The large bird to the right of the nest is a pigeon that was delivered sometime on the 6th of March. Mom has been off the egg and out of sight throughout the late afternoon. Because the camera is zoomed in tight it is impossible to tell if she is perched nearby.
The dead pigeon sitting only inches from the egg is interesting. Many birds eat away from their nests until the eggs hatch. Peregrines for example almost always leave their nests to consume food during the egg incubation phase. One of the ways that you know peregrine eggs have hatched is that you can see the parents bringing food directly into the nests. These red-tails are a different case altogether---throughout the past three seasons their nests have regularly been litered with the remains of their prey. I am always amazed by how wild eggs can survive even in the most filthy of environments. I have monitored peregrine nests where the parents literally laid their eggs on a bed of pigeon feces. Yet the eggs seem to hatch just fine.
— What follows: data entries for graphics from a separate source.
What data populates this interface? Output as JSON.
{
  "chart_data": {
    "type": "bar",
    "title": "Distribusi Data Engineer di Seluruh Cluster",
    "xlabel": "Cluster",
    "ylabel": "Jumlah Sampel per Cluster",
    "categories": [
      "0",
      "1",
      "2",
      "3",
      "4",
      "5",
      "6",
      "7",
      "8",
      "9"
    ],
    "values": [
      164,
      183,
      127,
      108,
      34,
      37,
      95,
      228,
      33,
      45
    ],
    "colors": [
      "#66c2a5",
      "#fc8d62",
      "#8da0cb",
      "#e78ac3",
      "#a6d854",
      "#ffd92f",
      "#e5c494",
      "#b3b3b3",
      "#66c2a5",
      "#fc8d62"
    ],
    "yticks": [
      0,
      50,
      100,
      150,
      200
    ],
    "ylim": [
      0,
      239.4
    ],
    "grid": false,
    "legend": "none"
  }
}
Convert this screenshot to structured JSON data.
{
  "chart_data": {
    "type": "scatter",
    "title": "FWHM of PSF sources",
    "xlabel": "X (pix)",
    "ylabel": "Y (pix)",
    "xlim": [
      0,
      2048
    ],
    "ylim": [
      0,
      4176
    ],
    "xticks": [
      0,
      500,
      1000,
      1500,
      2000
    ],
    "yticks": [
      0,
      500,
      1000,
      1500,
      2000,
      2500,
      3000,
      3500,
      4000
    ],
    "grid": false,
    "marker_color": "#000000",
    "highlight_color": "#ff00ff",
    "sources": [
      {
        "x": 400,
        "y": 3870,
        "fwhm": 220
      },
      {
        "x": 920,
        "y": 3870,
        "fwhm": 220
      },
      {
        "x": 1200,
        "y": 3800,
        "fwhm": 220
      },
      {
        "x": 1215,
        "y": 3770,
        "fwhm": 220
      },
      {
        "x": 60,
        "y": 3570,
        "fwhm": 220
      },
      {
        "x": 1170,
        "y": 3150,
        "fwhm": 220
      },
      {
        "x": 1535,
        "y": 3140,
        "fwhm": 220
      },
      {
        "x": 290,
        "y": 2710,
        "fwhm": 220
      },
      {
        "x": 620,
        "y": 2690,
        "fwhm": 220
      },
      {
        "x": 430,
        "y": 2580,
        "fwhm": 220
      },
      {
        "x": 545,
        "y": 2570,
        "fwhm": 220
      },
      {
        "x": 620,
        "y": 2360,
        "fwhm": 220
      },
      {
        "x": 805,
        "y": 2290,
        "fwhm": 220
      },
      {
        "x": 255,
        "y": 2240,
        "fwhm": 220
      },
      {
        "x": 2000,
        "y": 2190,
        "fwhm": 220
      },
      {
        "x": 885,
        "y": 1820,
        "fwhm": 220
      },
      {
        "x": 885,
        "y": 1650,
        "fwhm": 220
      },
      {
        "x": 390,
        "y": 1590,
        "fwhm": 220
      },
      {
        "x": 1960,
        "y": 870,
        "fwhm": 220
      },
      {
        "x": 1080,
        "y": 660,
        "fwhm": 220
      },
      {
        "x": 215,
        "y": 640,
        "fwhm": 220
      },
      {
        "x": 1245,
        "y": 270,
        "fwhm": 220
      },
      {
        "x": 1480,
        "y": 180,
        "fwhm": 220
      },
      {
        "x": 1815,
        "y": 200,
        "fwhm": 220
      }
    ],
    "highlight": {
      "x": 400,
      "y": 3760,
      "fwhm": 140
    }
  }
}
When we raise wild bird eggs in captivity even the slightest contamination in the incubator often leads to failure.
The fact that mom is off the nest for an extended period is not necessarily cause for alarm. Wild bird eggs can tolerate significant amounts of cooling. It typically only slows the rate of development unless it is truly prolonged. Eggs are much more vulnerable to overheating where an increase of even a few degrees above normal can cause failure. The parents may not begin incubating in earnest until the entire clutch is laid.